Thrive brings to Dallas the latest trend in youth preservation with an emphasis on the male client. Their product is simple — custom tailored hormone injections that will make you feel stronger, increase your sexual appetite and be the trick up your sleeve come pool season. Once I realized that this place was the injection fountain of youth, I figured I was probably not the ideal client. But was I ever wrong! Even at the age of 30, I was a prime candidate for a host of treatments that they would be happy to stick me with. As tempting as a boost to my muscles and manhood sounded, it was just one step too far.

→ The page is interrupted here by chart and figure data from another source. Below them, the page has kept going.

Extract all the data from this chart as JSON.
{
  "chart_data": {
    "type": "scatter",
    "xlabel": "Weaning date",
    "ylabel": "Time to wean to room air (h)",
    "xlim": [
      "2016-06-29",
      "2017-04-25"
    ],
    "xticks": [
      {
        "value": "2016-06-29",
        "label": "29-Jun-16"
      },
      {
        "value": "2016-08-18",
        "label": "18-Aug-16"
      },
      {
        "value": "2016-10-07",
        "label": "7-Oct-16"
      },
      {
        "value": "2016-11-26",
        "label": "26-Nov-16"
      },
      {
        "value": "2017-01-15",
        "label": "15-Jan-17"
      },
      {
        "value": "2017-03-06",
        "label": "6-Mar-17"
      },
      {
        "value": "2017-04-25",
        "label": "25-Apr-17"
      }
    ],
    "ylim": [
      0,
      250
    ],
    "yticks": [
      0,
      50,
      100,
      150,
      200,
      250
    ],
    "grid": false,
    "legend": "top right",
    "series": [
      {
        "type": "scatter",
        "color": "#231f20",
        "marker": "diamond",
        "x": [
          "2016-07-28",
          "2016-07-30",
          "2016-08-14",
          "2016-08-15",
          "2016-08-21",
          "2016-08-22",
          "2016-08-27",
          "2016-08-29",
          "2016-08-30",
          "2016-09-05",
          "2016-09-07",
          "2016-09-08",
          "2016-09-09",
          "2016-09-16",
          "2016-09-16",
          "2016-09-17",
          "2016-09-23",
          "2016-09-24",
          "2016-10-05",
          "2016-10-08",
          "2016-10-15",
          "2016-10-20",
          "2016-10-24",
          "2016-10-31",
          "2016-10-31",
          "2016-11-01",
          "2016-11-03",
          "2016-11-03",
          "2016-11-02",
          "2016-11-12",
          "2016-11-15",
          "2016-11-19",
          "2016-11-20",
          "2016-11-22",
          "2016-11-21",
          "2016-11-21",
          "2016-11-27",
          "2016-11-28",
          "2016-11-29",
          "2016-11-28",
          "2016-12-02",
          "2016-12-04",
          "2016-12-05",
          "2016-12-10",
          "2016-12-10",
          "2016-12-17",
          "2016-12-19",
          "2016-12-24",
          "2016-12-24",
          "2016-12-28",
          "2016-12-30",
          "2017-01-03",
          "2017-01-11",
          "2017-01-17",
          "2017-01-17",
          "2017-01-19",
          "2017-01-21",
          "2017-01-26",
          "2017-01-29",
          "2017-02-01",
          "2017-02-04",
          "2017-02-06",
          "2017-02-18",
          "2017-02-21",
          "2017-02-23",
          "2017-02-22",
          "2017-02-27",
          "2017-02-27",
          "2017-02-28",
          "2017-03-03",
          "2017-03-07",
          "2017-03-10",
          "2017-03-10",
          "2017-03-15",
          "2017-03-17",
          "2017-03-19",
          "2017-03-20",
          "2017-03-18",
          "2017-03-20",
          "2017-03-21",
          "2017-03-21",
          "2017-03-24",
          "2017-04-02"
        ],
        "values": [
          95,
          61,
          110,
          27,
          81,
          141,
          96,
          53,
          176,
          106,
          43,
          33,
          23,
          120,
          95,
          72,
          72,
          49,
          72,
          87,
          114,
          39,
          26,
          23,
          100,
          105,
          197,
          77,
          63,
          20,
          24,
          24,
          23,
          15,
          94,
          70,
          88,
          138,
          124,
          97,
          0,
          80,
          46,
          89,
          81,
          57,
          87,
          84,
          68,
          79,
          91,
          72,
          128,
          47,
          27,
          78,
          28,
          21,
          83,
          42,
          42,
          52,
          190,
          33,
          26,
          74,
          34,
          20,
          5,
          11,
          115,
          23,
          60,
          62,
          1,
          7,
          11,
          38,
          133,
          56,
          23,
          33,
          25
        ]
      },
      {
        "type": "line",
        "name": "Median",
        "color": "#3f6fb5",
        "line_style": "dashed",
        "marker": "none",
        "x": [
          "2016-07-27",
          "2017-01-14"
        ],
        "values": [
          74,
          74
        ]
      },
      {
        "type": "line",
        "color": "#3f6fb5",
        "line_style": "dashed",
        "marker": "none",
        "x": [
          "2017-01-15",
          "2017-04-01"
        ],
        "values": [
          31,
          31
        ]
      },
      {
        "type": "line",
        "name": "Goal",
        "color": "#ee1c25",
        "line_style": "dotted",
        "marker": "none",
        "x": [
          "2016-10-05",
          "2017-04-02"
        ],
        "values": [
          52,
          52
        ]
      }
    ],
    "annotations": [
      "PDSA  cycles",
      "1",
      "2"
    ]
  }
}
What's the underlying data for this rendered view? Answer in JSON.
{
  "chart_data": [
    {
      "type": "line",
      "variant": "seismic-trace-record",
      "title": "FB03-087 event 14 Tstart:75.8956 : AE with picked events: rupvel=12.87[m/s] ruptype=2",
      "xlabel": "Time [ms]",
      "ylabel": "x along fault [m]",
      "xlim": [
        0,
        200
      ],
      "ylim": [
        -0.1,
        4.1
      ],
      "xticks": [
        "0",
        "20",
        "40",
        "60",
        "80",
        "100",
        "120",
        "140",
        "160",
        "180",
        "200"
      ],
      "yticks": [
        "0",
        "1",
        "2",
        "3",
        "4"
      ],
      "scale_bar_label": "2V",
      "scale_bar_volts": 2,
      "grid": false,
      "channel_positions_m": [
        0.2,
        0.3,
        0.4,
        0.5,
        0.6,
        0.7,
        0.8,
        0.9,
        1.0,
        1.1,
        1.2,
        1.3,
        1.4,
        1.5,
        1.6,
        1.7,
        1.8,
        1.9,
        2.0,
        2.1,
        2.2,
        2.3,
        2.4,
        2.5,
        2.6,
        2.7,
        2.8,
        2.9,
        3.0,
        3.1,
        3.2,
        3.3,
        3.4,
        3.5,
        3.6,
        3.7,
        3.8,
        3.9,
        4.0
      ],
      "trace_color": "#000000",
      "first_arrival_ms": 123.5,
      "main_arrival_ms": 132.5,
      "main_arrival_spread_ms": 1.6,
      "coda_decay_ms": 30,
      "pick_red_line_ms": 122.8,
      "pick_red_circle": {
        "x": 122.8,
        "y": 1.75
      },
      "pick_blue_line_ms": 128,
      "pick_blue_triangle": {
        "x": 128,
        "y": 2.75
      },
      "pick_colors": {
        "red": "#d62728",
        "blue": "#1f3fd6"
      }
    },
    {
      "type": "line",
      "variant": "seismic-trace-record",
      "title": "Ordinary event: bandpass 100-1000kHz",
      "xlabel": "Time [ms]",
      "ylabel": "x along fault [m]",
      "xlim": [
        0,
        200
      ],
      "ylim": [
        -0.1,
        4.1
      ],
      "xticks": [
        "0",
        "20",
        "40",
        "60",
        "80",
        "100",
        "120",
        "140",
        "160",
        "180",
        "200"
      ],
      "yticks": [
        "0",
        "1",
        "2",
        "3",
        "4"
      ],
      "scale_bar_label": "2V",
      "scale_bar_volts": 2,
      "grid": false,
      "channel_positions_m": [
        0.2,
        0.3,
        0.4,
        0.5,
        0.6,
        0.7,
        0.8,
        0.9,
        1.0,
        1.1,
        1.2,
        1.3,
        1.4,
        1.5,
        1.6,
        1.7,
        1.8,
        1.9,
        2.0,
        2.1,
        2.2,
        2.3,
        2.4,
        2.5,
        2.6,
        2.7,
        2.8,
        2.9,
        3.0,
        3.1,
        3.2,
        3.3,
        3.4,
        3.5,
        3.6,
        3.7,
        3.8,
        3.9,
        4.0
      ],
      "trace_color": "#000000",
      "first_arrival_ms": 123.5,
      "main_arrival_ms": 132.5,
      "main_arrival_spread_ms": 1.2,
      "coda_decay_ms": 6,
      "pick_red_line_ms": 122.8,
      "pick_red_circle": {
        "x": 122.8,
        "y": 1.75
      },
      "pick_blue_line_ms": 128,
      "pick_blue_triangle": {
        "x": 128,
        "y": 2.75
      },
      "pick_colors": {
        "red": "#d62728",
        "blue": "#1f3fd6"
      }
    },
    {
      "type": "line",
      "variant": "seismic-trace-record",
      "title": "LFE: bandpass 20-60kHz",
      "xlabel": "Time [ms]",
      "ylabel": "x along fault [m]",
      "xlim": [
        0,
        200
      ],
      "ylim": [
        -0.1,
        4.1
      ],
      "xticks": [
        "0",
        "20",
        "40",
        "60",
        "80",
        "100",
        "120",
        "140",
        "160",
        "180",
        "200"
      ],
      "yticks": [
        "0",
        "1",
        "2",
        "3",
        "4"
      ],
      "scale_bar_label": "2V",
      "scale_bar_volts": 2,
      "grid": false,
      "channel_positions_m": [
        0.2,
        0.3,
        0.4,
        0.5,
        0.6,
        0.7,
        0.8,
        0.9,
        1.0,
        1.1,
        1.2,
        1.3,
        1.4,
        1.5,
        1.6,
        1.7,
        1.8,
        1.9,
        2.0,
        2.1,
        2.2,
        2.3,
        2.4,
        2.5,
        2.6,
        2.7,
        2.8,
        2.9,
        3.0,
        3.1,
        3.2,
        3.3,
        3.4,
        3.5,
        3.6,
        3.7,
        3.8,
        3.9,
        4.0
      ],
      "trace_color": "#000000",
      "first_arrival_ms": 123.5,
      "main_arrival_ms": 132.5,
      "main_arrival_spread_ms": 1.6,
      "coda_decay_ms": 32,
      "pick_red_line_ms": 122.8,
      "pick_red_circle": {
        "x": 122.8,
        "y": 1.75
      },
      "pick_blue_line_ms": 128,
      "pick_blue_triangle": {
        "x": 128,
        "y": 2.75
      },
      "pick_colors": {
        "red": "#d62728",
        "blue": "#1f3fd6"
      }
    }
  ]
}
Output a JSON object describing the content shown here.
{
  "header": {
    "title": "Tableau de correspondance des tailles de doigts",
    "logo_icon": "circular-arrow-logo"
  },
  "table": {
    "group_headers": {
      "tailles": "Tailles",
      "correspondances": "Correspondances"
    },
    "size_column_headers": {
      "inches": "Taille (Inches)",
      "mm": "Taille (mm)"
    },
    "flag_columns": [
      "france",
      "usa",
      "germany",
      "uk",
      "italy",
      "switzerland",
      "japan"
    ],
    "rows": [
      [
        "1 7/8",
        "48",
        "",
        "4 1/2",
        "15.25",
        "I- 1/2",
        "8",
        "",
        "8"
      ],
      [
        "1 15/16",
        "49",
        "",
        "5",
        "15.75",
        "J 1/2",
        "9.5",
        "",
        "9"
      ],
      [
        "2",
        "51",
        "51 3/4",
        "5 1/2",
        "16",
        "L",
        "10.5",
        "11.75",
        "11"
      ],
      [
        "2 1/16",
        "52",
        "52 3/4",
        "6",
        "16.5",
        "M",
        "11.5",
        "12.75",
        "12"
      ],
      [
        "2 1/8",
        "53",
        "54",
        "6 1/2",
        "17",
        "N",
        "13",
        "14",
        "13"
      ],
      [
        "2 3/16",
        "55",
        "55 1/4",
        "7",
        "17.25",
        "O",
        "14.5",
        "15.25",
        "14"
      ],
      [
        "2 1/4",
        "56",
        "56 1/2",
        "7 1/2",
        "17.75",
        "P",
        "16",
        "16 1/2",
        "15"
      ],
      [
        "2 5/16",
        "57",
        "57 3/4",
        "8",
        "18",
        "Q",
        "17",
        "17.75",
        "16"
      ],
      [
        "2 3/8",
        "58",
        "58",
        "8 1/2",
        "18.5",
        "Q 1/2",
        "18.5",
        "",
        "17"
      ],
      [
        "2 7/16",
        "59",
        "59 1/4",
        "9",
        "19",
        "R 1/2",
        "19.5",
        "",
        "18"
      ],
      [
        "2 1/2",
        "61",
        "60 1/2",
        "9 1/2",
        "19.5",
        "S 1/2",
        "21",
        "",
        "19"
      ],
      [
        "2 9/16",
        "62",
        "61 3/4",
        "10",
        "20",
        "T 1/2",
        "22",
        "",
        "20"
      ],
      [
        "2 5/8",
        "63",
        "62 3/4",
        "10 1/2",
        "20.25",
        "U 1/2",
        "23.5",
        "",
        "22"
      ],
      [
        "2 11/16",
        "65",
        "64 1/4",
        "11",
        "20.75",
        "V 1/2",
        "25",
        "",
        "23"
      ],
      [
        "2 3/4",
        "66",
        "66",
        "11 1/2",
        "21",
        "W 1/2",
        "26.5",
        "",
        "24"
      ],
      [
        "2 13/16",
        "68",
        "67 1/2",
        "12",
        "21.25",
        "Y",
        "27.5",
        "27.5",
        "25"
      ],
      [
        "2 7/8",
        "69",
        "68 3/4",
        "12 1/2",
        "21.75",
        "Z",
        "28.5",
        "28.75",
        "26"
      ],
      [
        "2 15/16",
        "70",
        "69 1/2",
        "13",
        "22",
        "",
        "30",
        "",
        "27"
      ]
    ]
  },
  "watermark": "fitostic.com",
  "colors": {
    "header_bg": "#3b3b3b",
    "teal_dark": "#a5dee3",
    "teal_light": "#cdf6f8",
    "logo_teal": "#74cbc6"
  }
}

Although I escaped the allure of designer hormones (at least for the day), the pressure to appear perfect never felt so tangible. The experience forced me to step back and assess the behaviors of my peers and myself and wonder how well we balance quality of life, the content of our character and the quest for perfect abs.

Of course, there are many homosexuals that do not subscribe to the Men’s Fitness version of what a man should look like. Even those who could very well be on the cover of the next issue may often demonstrate some of the richest character of all. But I challenge anyone to deny the pressure that the Dallas Gay Culture places on its subjects. I will be the first to admit, I contribute to the problem.

I constantly worry about my diet and beat myself up every time I accidentally inhale a batch of brownies.

The value of my fancy gym membership takes way too much precedence when considering my not so fancy budget. I maintain a four-season bronzed glow (thank you, Tom Ford). And even though fashion has never been much of a priority, I catch myself coveting the labels that so many of my friends adore. As Dallas is one of the premiere markets for fashion, fitness, plastic surgery and cosmetics, it appears I am in good company.

Of course, none of these traits do a monster make. But the failure to recognize that these vain indulgences are just that, vain, can lead to some pretty gruesome characters. The boy who won’t eat a single carb and looks at you with disgust when you do, even at his own birthday. The guy you dated that could never meet you for dinner during the week because it interrupted his two-hour gym session. The group of friends that only will hang out with people who look and act like them. These people are real, and whether you like it or not, they have the ability to impact your life.

So how do you protect yourself from your inner narcissist? The answer is easy. Learn to recognize when you feed into your vanity and focus instead on what makes your presence beautiful to be around — not just something pretty to look at. We all strive to be the best versions of ourselves, but the impact you have on the lives around you will linger much longer than how great you looked at last weekend’s pool party. No matter how perfect you mold your image to be, someone will always look better, dress better and appear more “perfect” than you. So take time to enjoy the things that matter and, for heaven’s sake, eat a piece of cake on your birthday.

After all, designer hormones may be able to stimulate muscle growth and boost your libido, but there is no injection for a bad sense of humor.